All signs suggest that this is not going to end well. For now most people are barely cognizant of the problem, but stockholders and executives are now scrambling to avoid defaults and bankruptcy. The Wall Street Journal has the story.
In part, the problem is a failure of workers to return to the office. The stock market has figured it all out:
Share prices for some of the largest office landlords have dropped to near historic lows, reflecting a sluggish return-to-office rate and a rise in the number of investors betting that these stocks will keep falling.
SL Green’s share price closed at $22.54 on Friday. That is barely above the New York office firm’s 1997 initial-public-offering price and a fraction of its post-global-financial-crisis peak of more than $140 in 2015. Vornado Realty Trust, which owns marquee office buildings in San Francisco, Chicago and New York, closed at $13.13 a share on Friday. Vornado’s share price topped $67 as recently as 2020.
Both Vornado and SL Green shares are down more than 30% so far this year, while the broader stock market is higher.

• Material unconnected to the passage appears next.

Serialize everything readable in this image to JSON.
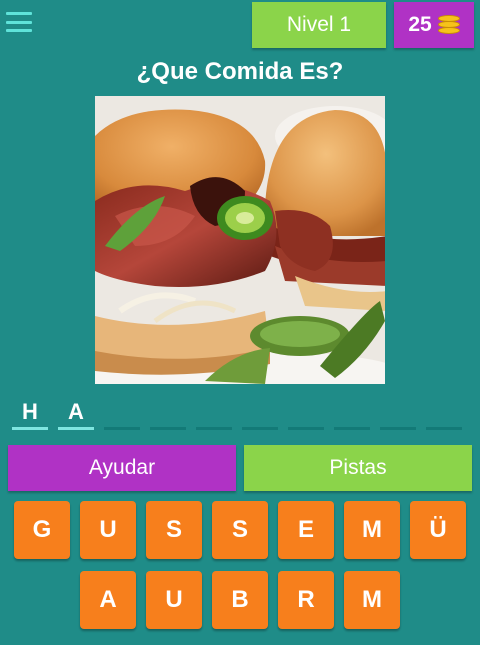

More vacancies and lower rents, it’s a bad combination:
Most other office real-estate investment trusts are also under selling pressure from soaring vacancies and declining rents. The return of employees to offices showed signs of a rebound earlier this year. But it has stalled at roughly 50% of prepandemic usage levels. Leasing activity for office REITs fell 20% on average in the first quarter compared with a year earlier, according to real-estate analytics firm Green Street.
This is very bad news, indeed:
The result is the worst stretch for the office market in decades, with few signs of hope for a turnaround even if a recession is averted. A growing number of office owners have started to capitulate and are selling their properties at large discounts to their prepandemic values. About 84% of the $7.8 billion of commercial mortgage-backed securities office loans maturing in 2023 will face refinancing difficulties, according to a May report by Moody’s Analytics.
And, of course, the banking system is largely implicated in the problem, given that it holds mortgages on these properties:
The turmoil in the office sector risks spilling into the broader economy because small and regional banks have tens of billions of dollars in office loans to private landlords on their balance sheets. Concern about the value of the buildings backing those loans has been growing this year with the failure of Silicon Valley Bank and the rise of delinquencies and defaults by office landlords.
And then there are the REITS, the real estate investment trusts, which have collapsed:
Since the start of 2020, shares of office REITs have declined 48% compared with a 0.1% increase for the FTSE Nareit Equity Index, a broader commercial-property index, according to John Kim, a real-estate analyst at BMO Capital Markets. Over that same period, the S&P 500 index is up 37%.
Obviously, as you might have guessed, things are looking brighter in Sunbelt states:
Most landlords that focus on office buildings in Sunbelt states, which are benefiting from inflows of population and businesses, reported better performance in the first quarter than those with high concentrations in cities such as San Francisco and New York.
Obviously, by the laws of contrary opinion, the more inverstors become negative, the more it feels as though things are about to sort themselves out. When things cannot get worse, they tend to get better. Of course, in another sense things can always get worse. It hardly feels optimistic.
While shops on New York’s streets are suffering too many vacancies, residential real estate has been booming. Go figure.